Desde os velhos tempos do open market que não surgia uma forma tão fácil, segura e lucrativa de ganhar dinheiro às custas do governo. O nome do jogo, hoje, é tomar empréstimo externo por meio da Resolução 63 e aplicar o dinheiro em títulos do governo indexados ao dólar.
Grandes bancos são capazes de contratar uma 63 pagando entre 7,5% e 9% ao ano. Sem correr riscos nem ter a amolação de ter que procurar clientes, esse mesmo banco pode aplicar esse dinheiro a mais de 10,5% ao ano nas NTN-D, títulos emitidos pelo governo federal indexados ao dólar.
A oportunidade de arbitragem foi aberta pela decisão do Conselho Monetário Nacional do dia 25 de junho. Para estimular a entrada de dólares, o Conselho permitiu que os bancos que contratam 63 no Exterior possam aplicar o dinheiro em NTN-D, enquanto ele não estiver aplicado junto a clientes.

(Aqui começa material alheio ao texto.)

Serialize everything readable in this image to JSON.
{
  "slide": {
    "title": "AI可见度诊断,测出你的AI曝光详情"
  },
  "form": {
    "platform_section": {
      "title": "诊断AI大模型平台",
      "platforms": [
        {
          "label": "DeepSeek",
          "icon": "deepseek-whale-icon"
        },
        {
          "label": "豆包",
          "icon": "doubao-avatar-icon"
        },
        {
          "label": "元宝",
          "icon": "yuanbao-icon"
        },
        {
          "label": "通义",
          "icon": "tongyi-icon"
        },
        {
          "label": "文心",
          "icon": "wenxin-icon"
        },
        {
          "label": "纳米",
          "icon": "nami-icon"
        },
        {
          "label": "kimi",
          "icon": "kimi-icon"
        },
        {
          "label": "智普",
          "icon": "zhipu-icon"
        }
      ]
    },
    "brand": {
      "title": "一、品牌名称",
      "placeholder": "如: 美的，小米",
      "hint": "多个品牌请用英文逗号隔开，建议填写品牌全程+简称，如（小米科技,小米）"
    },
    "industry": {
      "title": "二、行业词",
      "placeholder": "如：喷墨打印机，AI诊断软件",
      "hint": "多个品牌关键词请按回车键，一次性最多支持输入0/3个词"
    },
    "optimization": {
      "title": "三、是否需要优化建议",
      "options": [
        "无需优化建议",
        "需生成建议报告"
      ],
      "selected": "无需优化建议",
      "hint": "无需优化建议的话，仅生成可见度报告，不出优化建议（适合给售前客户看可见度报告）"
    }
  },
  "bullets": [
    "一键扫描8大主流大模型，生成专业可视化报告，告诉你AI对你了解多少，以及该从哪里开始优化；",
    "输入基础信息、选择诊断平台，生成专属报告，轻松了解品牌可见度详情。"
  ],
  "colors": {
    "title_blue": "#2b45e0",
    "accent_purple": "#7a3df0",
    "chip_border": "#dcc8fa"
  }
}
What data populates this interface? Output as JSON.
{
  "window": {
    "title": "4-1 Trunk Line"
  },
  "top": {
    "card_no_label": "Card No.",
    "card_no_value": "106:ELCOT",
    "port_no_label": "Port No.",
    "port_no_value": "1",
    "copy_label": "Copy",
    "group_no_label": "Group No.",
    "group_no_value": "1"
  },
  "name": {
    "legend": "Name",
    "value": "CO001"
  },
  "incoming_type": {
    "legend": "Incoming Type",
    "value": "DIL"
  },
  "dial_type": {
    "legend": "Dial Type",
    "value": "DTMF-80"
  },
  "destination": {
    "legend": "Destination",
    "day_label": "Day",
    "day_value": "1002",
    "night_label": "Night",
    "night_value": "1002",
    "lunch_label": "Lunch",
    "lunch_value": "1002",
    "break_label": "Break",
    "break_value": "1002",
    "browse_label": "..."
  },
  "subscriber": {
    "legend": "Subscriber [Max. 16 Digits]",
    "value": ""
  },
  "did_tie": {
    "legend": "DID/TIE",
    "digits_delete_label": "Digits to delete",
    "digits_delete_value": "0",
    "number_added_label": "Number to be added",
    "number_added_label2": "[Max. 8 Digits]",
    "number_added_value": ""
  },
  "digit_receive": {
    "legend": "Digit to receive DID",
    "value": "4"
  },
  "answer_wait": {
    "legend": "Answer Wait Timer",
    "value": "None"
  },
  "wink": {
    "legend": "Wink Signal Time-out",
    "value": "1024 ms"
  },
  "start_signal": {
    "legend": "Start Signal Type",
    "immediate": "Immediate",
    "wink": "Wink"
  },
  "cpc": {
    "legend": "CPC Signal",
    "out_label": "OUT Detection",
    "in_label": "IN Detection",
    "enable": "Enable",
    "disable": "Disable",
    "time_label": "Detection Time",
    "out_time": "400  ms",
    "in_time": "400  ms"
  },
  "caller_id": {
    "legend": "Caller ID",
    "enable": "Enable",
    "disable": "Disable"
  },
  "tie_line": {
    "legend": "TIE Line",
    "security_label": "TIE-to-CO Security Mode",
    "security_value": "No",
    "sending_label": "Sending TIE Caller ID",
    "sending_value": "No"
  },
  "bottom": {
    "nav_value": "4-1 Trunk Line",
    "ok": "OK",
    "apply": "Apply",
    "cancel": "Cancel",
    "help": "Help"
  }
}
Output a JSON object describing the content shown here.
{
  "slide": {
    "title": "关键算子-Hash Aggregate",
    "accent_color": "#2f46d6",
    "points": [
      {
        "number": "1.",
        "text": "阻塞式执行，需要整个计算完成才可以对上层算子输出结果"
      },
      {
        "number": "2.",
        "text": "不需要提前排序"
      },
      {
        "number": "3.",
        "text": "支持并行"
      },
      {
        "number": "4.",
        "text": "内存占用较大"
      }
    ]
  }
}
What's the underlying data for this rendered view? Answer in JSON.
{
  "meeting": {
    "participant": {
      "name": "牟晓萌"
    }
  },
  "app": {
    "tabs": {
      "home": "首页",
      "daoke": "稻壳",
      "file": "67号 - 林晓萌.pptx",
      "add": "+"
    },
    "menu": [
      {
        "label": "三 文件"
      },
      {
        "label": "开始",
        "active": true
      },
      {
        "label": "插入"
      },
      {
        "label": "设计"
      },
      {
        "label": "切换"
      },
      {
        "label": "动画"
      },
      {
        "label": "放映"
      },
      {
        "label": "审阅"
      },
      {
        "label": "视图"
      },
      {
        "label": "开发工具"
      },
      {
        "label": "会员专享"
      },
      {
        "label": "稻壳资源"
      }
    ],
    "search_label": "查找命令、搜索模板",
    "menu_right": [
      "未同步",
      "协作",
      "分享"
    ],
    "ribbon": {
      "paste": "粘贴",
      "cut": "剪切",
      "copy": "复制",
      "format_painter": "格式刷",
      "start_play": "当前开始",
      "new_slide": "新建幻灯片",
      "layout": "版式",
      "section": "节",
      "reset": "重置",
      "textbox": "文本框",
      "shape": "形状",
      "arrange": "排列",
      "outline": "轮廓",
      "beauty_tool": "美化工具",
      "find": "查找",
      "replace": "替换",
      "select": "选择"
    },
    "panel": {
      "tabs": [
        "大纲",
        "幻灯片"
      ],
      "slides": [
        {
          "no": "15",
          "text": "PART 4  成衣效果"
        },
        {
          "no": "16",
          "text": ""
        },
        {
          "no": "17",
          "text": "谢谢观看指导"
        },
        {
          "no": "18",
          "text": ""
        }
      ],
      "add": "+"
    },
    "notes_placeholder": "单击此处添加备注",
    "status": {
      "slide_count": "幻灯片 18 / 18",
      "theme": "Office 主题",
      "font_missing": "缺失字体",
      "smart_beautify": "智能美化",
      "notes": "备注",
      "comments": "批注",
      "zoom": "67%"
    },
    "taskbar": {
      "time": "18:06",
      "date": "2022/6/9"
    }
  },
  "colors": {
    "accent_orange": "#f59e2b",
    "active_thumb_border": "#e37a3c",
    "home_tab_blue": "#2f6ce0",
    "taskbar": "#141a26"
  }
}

A chance de ganhar dinheiro fácil, obviamente, já elevou a demanda pelas NTN-D, levando a uma redução de sua rentabilidade. Há um mês elas rendiam 12% ao ano. Num leilão de NTN-D liquidado na semana passada, o Banco Central pagou 10,8% ao ano para colocar US$ 1,8 bilhão em papéis de dois e três anos de prazo. Se a taxa cair muito mais, acaba a festa.
Existem cerca de US$ 14 bilhões de NTN-D em circulação, nos cálculos do Boletim "Tendências". Uma operação 63 tradicional só pode ser contratada pelo prazo mínimo de três anos. No entanto, a decisão do CMN aplica-se também a outras modalidades de 63, cujo prazo pode ser de seis meses: para a agricultura, as exportações e o financiamento imobiliário. São muitas e flexíveis, portanto, as chances de arbitragem.
Como é o governo que emite as NTN-D, é ele que assume o risco cambial: se houver uma desvalorização maior do real frente ao dólar, o governo pagará a diferença. O único risco do banco, hoje reduzido, é o de o Brasil não honrar seus compromissos.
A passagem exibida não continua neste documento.